For those of you who were overprotected as children, you weren’t allowed violent videogames, violent movies, violent conflict resolution, violent thoughts, or even violent utensils.  You weren’t allowed to have Doom, one of the most violently outstanding videogames ever, so shooting a buffalo moving 2 mph was the next best thing.  If you read the post about Mortal Kombat, I would imagine you will realize violence was not the problem.  You can read that here.

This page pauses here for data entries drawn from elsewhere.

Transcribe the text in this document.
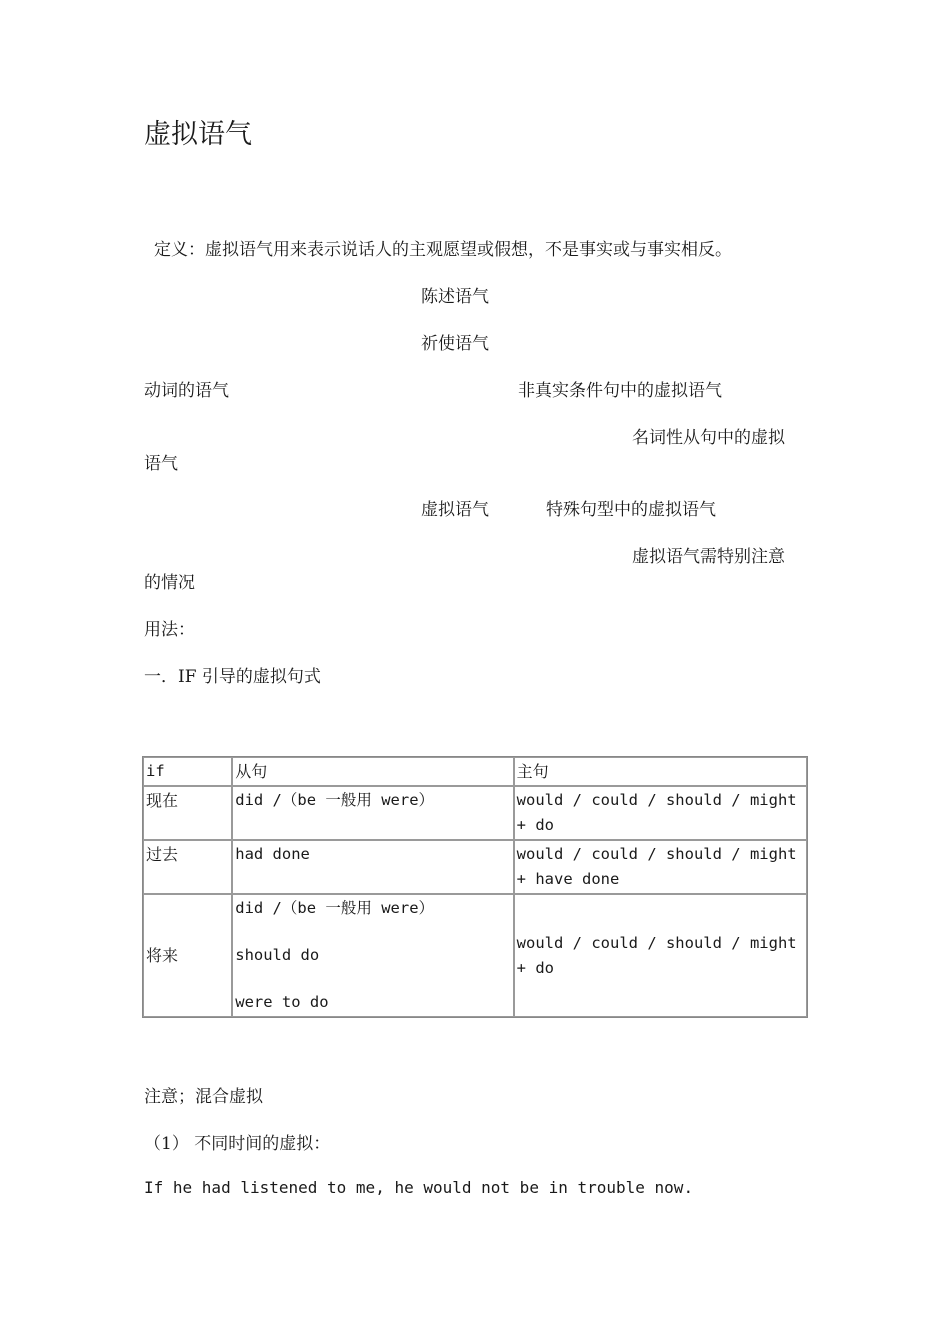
虚拟语气
定义：虚拟语气用来表示说话人的主观愿望或假想，不是事实或与事实相反。
陈述语气
祈使语气
动词的语气	非真实条件句中的虚拟语气
名词性从句中的虚拟
语气
虚拟语气	特殊句型中的虚拟语气
虚拟语气需特别注意
的情况
用法：
一．IF 引导的虚拟句式
if	从句	主句
现在	did /（be 一般用 were）	would / could / should / might + do
过去	had done	would / could / should / might + have done
将来	did /（be 一般用 were）
should do
were to do	would / could / should / might + do
注意；混合虚拟
（1） 不同时间的虚拟：
If he had listened to me, he would not be in trouble now.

Now I enjoyed hunting, but I also feared the outdoors as well.  This is not to say that I didn’t go outside most days and play tag or hide and go seek or freeze tag, or indigenous holocaust.  I was like every young child in the mid nineties, but The Oregon Trail reminded me of the power that the wilderness has to completely kick the shit out of us, break our axels and give us cholera.  I would imagine it is this same feeling that the Romantic poets had when they looked out onto the sea and remarked on how sublime it was.  Listen, I get it.  Television destroys your brain, but it is so much fun, parents.  I think there is a healthy medium between letting your child get lost in a wonderful story while encouraging them to enjoy nature’s splendor.  It is terribly important to remind them that only poor people get dysentery anymore so that their cushy, middle class lives are safe from that.  It is also important to remind children that there are no wagon robbers anymore.  People don’t just take things from you anymore and there is nothing you can do about it.  That’s the government’s job.


Go outside, but also enjoy a nice story on television and most importantly, be careful of rattle snakes.